Vampirler ve Volturi Ailesi

Etkili bir görüntü yaratılarak gerçekleştirilen Cullen ailesinin Bella için düzenlediği doğumgünü partisinde gerçekleşen zincirleme olaylar sonucu Edward romantizme bir nokta koyuyor.  Ashley Greene, Peter Facinelli, Elizabeth Reaser, Nikki Reed, Kellan Lutz ve Jackson Rathbone  hepsi Cullen ailesi oalrak tekrar karşımıza çıkıyor.
“Gerçek bir aile gibi olduk” diyor Reed. “Hepimiz bu işle ilgili çok tutkuluyuz ve tüm ekip arkadaşlarım oldukça zeki ve enteresan insanlar. Onlarla tekrar çalışmak harika ve bu karakterleri bir kaç film boyunca sergileyecek olmamız bir şans.

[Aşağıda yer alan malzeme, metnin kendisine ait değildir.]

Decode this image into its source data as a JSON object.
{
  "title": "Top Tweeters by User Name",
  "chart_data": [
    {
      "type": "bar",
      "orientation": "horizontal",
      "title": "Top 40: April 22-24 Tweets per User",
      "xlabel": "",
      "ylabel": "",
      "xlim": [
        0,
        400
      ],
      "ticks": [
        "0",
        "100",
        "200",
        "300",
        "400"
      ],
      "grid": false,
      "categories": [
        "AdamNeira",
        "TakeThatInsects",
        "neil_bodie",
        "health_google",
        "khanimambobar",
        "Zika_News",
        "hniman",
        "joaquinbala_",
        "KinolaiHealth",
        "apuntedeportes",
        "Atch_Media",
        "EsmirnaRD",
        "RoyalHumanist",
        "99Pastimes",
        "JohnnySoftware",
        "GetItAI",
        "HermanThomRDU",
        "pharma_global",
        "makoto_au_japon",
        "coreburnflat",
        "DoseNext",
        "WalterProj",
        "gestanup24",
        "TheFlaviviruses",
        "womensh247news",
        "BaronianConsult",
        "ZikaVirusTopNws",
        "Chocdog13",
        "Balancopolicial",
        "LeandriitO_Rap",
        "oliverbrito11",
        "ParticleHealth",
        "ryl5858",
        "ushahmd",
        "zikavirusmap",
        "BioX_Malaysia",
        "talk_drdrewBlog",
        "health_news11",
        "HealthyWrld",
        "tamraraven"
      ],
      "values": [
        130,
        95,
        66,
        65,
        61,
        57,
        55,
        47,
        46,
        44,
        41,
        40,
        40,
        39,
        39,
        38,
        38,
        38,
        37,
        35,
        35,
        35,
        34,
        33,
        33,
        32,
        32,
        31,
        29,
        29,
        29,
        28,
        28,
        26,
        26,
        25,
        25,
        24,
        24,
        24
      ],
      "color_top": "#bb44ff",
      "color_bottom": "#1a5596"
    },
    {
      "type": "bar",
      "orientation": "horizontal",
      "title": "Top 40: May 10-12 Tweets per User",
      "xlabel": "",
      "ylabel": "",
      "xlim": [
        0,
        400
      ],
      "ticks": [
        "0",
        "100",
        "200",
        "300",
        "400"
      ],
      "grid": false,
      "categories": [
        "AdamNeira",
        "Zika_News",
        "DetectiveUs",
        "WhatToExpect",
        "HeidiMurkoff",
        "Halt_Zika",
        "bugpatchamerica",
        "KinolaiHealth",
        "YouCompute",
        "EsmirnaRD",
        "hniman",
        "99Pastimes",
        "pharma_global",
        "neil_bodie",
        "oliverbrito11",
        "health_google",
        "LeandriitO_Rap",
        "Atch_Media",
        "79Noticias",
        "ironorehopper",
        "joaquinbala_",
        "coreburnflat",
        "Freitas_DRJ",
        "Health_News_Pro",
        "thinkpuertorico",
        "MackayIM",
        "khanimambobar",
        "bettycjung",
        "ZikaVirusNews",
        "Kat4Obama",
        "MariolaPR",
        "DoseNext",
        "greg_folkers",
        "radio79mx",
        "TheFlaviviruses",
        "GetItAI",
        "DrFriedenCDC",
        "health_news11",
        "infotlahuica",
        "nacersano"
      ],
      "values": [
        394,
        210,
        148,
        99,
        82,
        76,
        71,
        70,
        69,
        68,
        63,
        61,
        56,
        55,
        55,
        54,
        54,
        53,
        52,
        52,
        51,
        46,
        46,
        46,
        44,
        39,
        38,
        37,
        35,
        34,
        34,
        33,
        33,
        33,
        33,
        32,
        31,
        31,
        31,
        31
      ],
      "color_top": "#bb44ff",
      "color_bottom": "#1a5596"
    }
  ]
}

Hepimiz kitap serisinin de gerçek birer hayranıyız ve bu kadar çok sevdiğimiz bir şeyi hayata geçiriyor olmak mükemmel bir duygu.”
Yeni Ay’da Volturi’lerin görünürlüğünün altını bir kez daha çiziyor.   Devam filmlerinde de etkinliğini koruyacak bir varlıkları var film içerisinde.  Yüzyıllardır yaşayan ve akıl almaz derecede güçlü bu aile, kendi toplulukları arasında da kanun yapıcı ve etkili bir konumdalar. Grubun lideri Aro ‘yu oynayan
Michael Sheen de bu dünyaya hiç yabancı sayılmaz. “Underworld”de vampirler tarafından esir alınan kurt adamı rollerinde oynayan Sheen bu yüzden role hiç yabancılık çekmemiş.
Aro rolü için daha  tiz ve kendi konuşmasına göre daha açık bir ses tonuyla konuşan oyuncu için yönetmen Weitz “Karakter 2000 yaşında ve İngilizce ana dili değil, o yüzden  hesaplanmış bir şekilde konuşmalıydı.  Karakter çok bağışlayıcı ve alımlı, ama bir o kadar da tehlikeli bir tiplemeydi.
Kurt Sürüsü
Cullenlar bir aile; Volturi’ye gelince onlarsa bambaşka bir aile, ve bir de kurt adamlar var – Chris Weitz onları bir cemiyet olarak tanımlıyor. “İşleri topraklarını, kabilelerini ve bazen ne olup bittiğini anlamasalar da onlardan yana olan dostlarını  korumak olan bir kardeşliğe sahipler.”
Hikayede Quileute kurt sürüsü, vampirlere karşı bir koruma olarak yer almışlardı. Toprakları tehlike altına girinceye kadar etkisiz kalan kabileyi kader seçimsiz bir noktaya getirmiş ve bazıları bu lorumacı rol için seçilmişler – değişim karşısında kontrolleri de kalmamış. Quileute ‘lerin gerçek hayatında likantropi (kurt adamların pençelerinden ve dişlerinden bulaşan bir hastalık) yok fakat efsaneye göre kabile insana dönüşen kurtlardan türemiş. Kabilenin adı dahi kurt anlamına gelen “Kwoli” kelimesinden geliyor.